Thursday, September 13, 2007

Paciente 1: Glomerulonefritis

Patient 1: Glomerulonephritis

This is a case from last week…

A 3-year-old girl was brought in by her mother for a growing belly. The mother reports that she realized last week that for the preceding three weeks the girl had been eating the veins of the leaves of the jocote plant (Wikipedia says the plant is also known as Red Mombin or Hog Plum). She is concerned because for the last week, in addition to complaining about abdominal pain, the girl has had coffee-ground stools with blood in them.

From across the exam room I can see a little girl the size of a 2-year-old but with a markedly distended abdomen, very thin golden tinted hair. My first thought was that the jocote might be some hepatotoxin and she had developed hepatomegaly and liver failure.

As I begin to examine her, I find her belly to be soft and non-tender and her liver to be only slightly enlarged, if at all. But I notice she has suprapubic swelling and I look to her eyelids which are also slightly swollen. Then I find pitting edema on her legs. Mom tells me that last week, she began to notice the lower abdominal swelling and wondered if it might indicate a urine infection.

I also notice the girl is covered with a scabies-like rash and several bleeding, excoriated lesions on her head that appear super-infected. Her hair is remarkably thin and coarse. I ask mom if anyone else at home has a rash like this and she tells me that all 7 have a terrible itchy rash and mom shows me the lesions on her own arm.

At this point, I’m thinking the girl has scabies and impetigo but I’m also concerned about severe malnutrition given her swelling, thinning pale hair, and small size. I plot her out and, despite her swelling, she plots on “curva bajo” or what we know as 5th percentile. I also think she likely has amoebic dysentery or bacterial diarrhea (given the blood stool) or a large worm load (given the distended abdomen).
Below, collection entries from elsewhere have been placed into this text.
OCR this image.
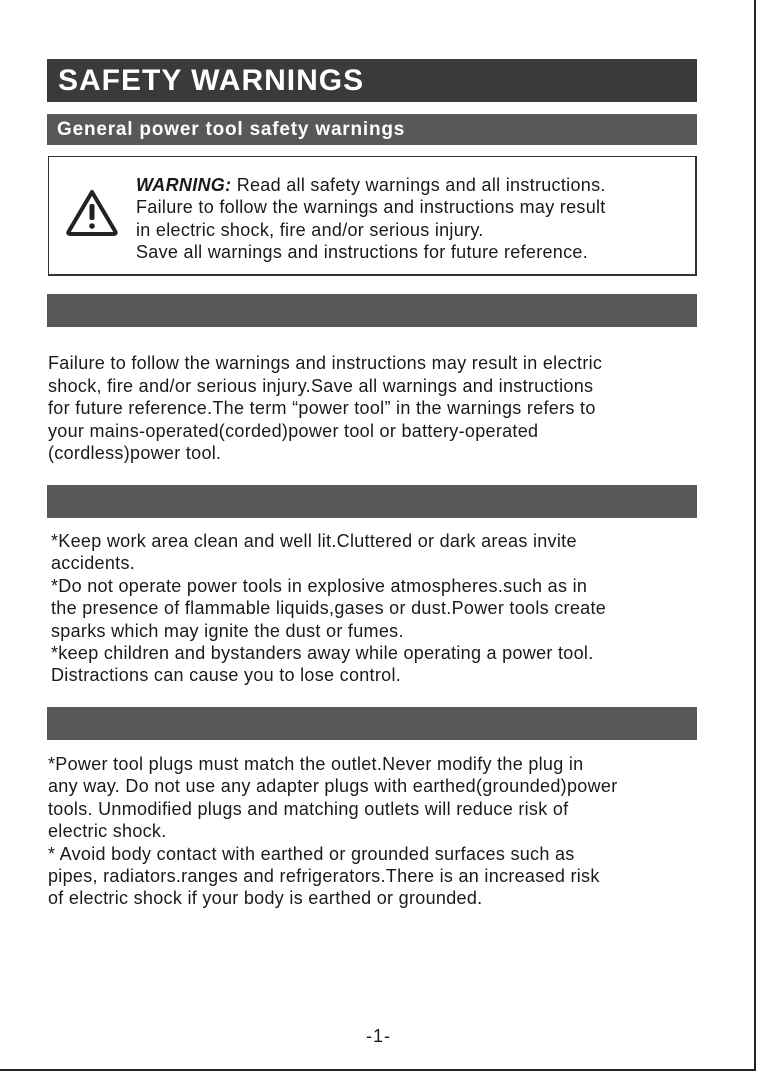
SAFETY WARNINGS
General power tool safety warnings
WARNING: Read all safety warnings and all instructions.
Failure to follow the warnings and instructions may result
in electric shock, fire and/or serious injury.
Save all warnings and instructions for future reference.
Failure to follow the warnings and instructions may result in electric
shock, fire and/or serious injury.Save all warnings and instructions
for future reference.The term “power tool” in the warnings refers to
your mains-operated(corded)power tool or battery-operated
(cordless)power tool.
*Keep work area clean and well lit.Cluttered or dark areas invite
accidents.
*Do not operate power tools in explosive atmospheres.such as in
the presence of flammable liquids,gases or dust.Power tools create
sparks which may ignite the dust or fumes.
*keep children and bystanders away while operating a power tool.
Distractions can cause you to lose control.
*Power tool plugs must match the outlet.Never modify the plug in
any way. Do not use any adapter plugs with earthed(grounded)power
tools. Unmodified plugs and matching outlets will reduce risk of
electric shock.
* Avoid body contact with earthed or grounded surfaces such as
pipes, radiators.ranges and refrigerators.There is an increased risk
of electric shock if your body is earthed or grounded.
-1-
I send the mom for a urine and stool analysis.

She returns with the results: Entamoeba Histolytica as well as mucous and blood in the stool. However the urine is more concerning. It has blood, protein, and 10-12 WBC/HPF. I realize the girl likely has glomerulonephritis. Mom denies that she’d had a pharyngitis within the last few weeks so I assume it came from a strep infection of one of her many skin lesions.
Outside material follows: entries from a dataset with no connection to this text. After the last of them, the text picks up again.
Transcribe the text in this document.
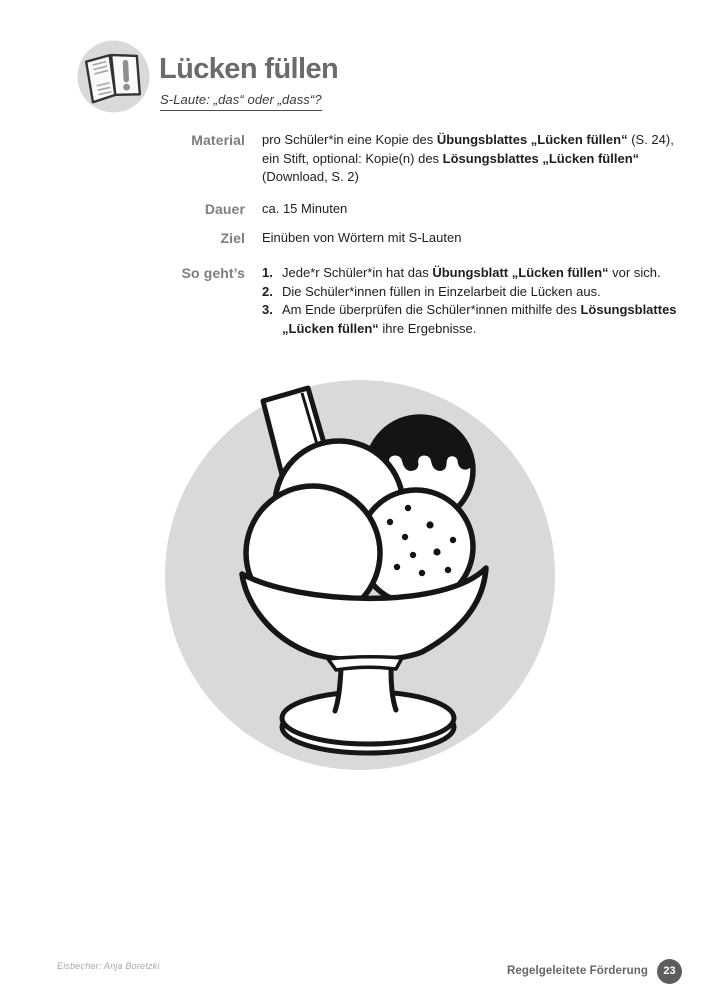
Lücken füllen
S-Laute: „das“ oder „dass“?
Material pro Schüler*in eine Kopie des Übungsblattes „Lücken füllen“ (S. 24),
ein Stift, optional: Kopie(n) des Lösungsblattes „Lücken füllen“
(Download, S. 2)
Dauer ca. 15 Minuten
Ziel Einüben von Wörtern mit S-Lauten
So geht’s 1. Jede*r Schüler*in hat das Übungsblatt „Lücken füllen“ vor sich.
2. Die Schüler*innen füllen in Einzelarbeit die Lücken aus.
3. Am Ende überprüfen die Schüler*innen mithilfe des Lösungsblattes
„Lücken füllen“ ihre Ergebnisse.
Eisbecher: Anja Boretzki	Regelgeleitete Förderung	23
I check her blood pressure and it is 130/80! I let mom know that I’m now very concerned that her daughter has kidney inflammation and she tells me then that she did have cola-colored urine a week before. I let the mother know I was very concerned that the child’s high blood pressure my cause more problems or get worse so I would like to admit her to the hospital. While admission is free, mom lets me know that she can’t stay in the hospital today because mom is currently nursing an infant sibling and lives 40 minutes away in the town of Patulul. She wonders if the girl’s dad could come back with her tomorrow.
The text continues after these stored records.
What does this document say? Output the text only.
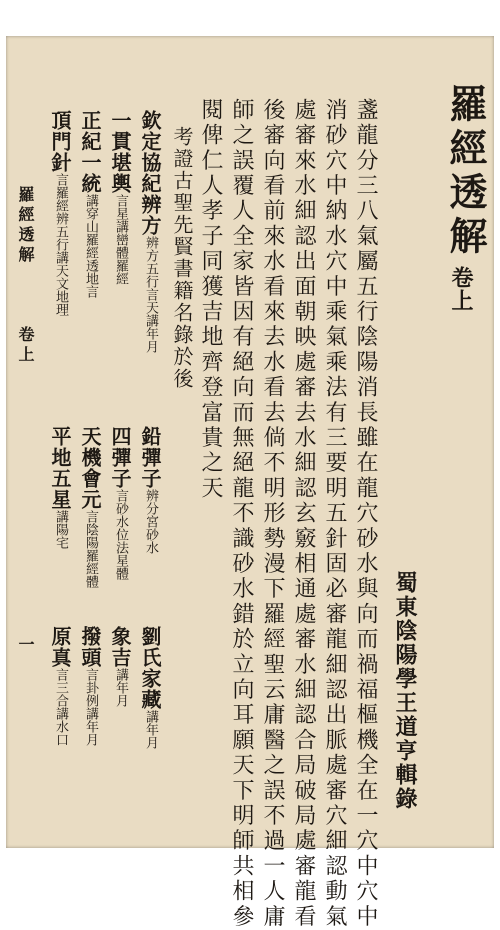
羅經透解
卷上
蜀東陰陽學王道亨輯錄
盞龍分三八氣屬五行陰陽消長雖在龍穴砂水與向而禍福樞機全在一穴中穴中
消砂穴中納水穴中乘氣乘法有三要明五針固必審龍細認出脈處審穴細認動氣
處審來水細認出面朝映處審去水細認玄竅相通處審水細認合局破局處審龍看
後審向看前來水看來去水看去倘不明形勢漫下羅經聖云庸醫之誤不過一人庸
師之誤覆人全家皆因有絕向而無絕龍不識砂水錯於立向耳願天下明師共相參
閱俾仁人孝子同獲吉地齊登富貴之天
考證古聖先賢書籍名錄於後
欽定協紀辨方辨方五行言天講年月
一貫堪輿言星講巒體羅經
正紀一統講穿山羅經透地言
頂門針言羅經辨五行講天文地理
鉛彈子辨分宮砂水
四彈子言砂水位法星體
天機會元言陰陽羅經體
平地五星講陽宅
劉氏家藏講年月
象吉講年月
撥頭言卦例講年月
原真言三合講水口
羅經透解
卷上
一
I reluctantly agree, knowing there really is no other option. I advise that the girl take it easy and limit her liquid intake until she returns the next day and let them know they need to come back urgently if she is acting unusual.

I prescribe her 1) TMP/SMX for the skin infections + possible urine infection (>5 WBC/HPF is treated as UTI here given the lack of cultures) 2) metronidazole for the stool infection 3) permethrin 5% cream for the whole family along with advise on clearing it from the beds and sheets (a Herculean effort here, given the lack of washing machines, the need to use firewood to heat water, not to mention a fear of fading the skirts with the hot water).

And that’s the last I saw of this little girl. She did not make it back to see me the next day….or the day after….or the day after that. I imagine, her glomerulonephritis resolved uneventfully but I can’t help but wonder about how she will do in the coming years given her terrible malnutrition and the family’s clear lack of resources.